Get a car. Move to west-end Toronto (or Etobicoke I guess) and only go to Mississauga for work. Do not move to Mississauga if you can help it. The rents probably won't be that much cheaper in Mississauga anyway.

If you're really lucky you may be able to carpool with someone.

Seriously, the less contact you have with Mississauga the better your life will be.
posted by any portmanteau in a storm at 8:55 PM on November 19, 2008 [3 favorites]

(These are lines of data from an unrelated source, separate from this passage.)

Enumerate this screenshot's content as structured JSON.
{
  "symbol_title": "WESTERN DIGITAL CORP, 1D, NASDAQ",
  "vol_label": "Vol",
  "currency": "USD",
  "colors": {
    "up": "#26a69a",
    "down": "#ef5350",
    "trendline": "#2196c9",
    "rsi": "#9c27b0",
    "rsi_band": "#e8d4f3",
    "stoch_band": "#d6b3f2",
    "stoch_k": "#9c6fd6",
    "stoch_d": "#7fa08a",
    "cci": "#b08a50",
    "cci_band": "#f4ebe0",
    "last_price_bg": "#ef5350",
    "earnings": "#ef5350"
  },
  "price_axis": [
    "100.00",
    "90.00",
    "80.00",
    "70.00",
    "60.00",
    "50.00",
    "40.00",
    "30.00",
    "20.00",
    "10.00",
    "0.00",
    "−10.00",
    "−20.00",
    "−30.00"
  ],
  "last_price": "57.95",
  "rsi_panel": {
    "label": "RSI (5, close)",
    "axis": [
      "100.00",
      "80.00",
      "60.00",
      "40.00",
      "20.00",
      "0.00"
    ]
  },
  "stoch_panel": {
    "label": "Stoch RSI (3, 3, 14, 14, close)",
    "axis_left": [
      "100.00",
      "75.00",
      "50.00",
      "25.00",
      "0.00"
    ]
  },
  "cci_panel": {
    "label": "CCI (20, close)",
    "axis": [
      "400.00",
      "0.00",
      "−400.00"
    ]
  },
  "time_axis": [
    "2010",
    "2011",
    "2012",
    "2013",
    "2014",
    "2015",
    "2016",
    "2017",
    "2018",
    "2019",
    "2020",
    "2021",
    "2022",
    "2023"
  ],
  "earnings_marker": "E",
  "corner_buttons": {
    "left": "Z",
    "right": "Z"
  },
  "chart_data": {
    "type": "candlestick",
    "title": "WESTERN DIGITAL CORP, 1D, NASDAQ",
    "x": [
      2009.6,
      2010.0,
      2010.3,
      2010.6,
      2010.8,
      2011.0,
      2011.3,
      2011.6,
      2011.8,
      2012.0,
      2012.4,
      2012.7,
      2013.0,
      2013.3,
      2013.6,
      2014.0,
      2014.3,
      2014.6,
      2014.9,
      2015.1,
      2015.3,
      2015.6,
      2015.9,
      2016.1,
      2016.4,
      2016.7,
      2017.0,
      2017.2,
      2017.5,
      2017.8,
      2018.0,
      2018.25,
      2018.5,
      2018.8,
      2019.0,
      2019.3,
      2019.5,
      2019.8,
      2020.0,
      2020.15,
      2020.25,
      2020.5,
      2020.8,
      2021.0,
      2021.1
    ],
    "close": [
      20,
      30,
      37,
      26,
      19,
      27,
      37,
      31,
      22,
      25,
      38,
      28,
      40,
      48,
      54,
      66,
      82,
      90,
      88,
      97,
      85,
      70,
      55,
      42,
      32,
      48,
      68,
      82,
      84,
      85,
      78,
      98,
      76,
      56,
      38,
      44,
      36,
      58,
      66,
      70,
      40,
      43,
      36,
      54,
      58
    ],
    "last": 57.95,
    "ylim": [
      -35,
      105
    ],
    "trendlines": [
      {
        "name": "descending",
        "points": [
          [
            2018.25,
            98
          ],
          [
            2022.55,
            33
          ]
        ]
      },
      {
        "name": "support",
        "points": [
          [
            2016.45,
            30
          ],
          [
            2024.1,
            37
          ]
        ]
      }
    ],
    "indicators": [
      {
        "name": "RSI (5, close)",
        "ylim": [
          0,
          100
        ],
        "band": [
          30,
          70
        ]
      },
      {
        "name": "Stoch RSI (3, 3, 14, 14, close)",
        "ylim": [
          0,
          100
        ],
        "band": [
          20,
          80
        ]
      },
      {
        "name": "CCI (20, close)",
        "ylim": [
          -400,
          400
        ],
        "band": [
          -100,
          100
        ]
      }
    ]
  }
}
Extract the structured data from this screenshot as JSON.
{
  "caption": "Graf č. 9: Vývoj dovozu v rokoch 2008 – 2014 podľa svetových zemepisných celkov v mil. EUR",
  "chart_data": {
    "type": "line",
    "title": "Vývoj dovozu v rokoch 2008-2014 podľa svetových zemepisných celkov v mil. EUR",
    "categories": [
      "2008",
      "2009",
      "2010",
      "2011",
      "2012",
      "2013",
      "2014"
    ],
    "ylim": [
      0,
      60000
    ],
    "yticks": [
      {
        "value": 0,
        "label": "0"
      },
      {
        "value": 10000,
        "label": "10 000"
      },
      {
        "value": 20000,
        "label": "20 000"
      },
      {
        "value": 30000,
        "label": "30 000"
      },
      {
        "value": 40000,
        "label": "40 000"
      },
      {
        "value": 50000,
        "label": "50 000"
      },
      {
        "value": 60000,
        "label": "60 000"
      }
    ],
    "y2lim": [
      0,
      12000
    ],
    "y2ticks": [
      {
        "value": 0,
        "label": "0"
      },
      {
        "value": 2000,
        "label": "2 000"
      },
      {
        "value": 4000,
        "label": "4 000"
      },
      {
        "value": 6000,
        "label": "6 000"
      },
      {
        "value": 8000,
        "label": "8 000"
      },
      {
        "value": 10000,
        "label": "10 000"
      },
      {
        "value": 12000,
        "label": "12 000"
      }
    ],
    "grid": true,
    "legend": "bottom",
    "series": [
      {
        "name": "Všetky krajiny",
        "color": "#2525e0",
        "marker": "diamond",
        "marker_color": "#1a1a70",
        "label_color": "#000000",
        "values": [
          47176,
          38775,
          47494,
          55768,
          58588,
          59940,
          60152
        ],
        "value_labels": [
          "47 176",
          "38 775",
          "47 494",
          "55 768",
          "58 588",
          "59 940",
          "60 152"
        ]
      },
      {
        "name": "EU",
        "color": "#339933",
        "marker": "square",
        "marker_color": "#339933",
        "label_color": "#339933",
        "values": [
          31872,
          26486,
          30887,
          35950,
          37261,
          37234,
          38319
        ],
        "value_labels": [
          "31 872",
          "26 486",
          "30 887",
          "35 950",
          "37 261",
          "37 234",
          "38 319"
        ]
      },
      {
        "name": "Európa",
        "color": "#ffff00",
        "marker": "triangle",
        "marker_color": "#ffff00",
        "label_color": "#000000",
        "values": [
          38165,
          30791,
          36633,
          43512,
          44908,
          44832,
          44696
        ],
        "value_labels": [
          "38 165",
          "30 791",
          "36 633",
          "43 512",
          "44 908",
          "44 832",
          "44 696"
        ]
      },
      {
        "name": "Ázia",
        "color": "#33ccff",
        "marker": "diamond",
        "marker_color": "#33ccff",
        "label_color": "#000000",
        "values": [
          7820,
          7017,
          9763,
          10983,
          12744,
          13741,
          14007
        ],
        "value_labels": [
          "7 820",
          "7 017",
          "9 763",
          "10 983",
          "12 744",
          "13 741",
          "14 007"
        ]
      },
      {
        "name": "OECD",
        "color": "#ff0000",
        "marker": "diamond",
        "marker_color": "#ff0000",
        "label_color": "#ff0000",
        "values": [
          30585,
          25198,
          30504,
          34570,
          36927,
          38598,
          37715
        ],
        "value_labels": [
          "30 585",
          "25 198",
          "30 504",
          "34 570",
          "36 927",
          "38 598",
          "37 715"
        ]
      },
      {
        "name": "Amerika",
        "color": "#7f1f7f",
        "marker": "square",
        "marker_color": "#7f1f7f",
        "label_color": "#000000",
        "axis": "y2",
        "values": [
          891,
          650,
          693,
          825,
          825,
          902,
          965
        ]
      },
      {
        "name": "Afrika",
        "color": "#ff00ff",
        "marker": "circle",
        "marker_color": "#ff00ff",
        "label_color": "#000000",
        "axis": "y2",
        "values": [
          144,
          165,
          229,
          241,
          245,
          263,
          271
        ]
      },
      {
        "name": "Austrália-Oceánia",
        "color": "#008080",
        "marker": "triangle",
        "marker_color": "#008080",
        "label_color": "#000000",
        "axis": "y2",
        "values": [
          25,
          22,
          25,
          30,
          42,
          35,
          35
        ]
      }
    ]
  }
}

One thing you should know it that the Greater Toronto Area is far more spread out than Montreal and it takes forever to get completely out of. If you love skiing or out-in-nature stuff where you don't want to hear 4 lanes of traffic in the distance, you should be mentally prepared.
posted by bonobothegreat at 9:41 PM on November 19, 2008


I just want to echo what others have said; you will be in for serious culture shock moving from Montreal to Mississauga, so be prepared for it and accept that it will not be like living in Montreal. While it's not impossible to get around without a car, if there is any way you can get one it will make living there much, much, easier as it's generally not a place where you can get around on foot or even by bicycle. Your best bet would be to take "any portmanteau in a storm"'s advice and move to west end Toronto and commute to work. Commuting by car from west Toronto/Etobicoke would probably take about the same length of time as a commuting by bus from somewhere else in Mississauga/Brampton, and there are some great places to live in west Toronto. As someone who has moved (more than once) to a city that I hadn't even visited before, I would suggest trying to find a short term rental or sublet on craigslist so you can have a place to stay without committing to a year's lease. It will give you time to get settled into your new job and look for a more permanent apartment when you can actually look around in person and have a better idea which neighbourhood you'd like to live in.
posted by mizike at 9:48 PM on November 19, 2008


Congrats on the job! I work in Brampton and echo it is much easier with a car but the bus service is pretty good for a suburb. You should be able to get a furnished room with little difficulty. Almost everyone I know that owns a house in Mississauga/Brampton has a basement apartment they rent out. And yes, there will be a culture shock coming from Montreal but there are tonnes of neat things to do and interesting people from around the world to meet and Toronto is pretty close. Figure out what bus routes give you the easiest commute, rent a car for the first week and find a neighbourhood suits you and look for a long-term rental there. Personally, I would opt for a shorter commute so no West Toronto. You seem to assume it is at 410/10 (how odd that they haven't given you the address!) but there are business/industrial all along the 407 so it may be further East or West than you think. A walking distance neighbourhood to 410/10 intersection is South Fletchers in Brampton (Library, Superstore, Rec centre, Newf pub, Sheridan College). Post back with the intersection wen they give it to you and we can maybe help direct you a bit.
posted by saucysault at 4:30 AM on November 20, 2008


It seems a little odd that with an insanely good offer, they won't tell you exactly where until you accept. Even if it's a large company with several offices in the area, you'd think they know where you're being placed and have the courtesy to let you know before accepting, especially when you need to find housing and consider transportation. Just a thought, based on extremely little knowledge of your situation.
posted by hungrysquirrels at 4:47 AM on November 20, 2008


being KevCed's sister, i don't have much to add that wouldn't just echo his posts, but i will say that Mississauga is pretty boring if you're into arts/culture. its proximity to Toronto is its saving grace, as far as i'm concerned.

it is a nice, safe, welcoming suburb though, and you could do much worse.

good luck with the job!

(and i will repeat KevCed's offer for help - feel free to mail me if you need anything!)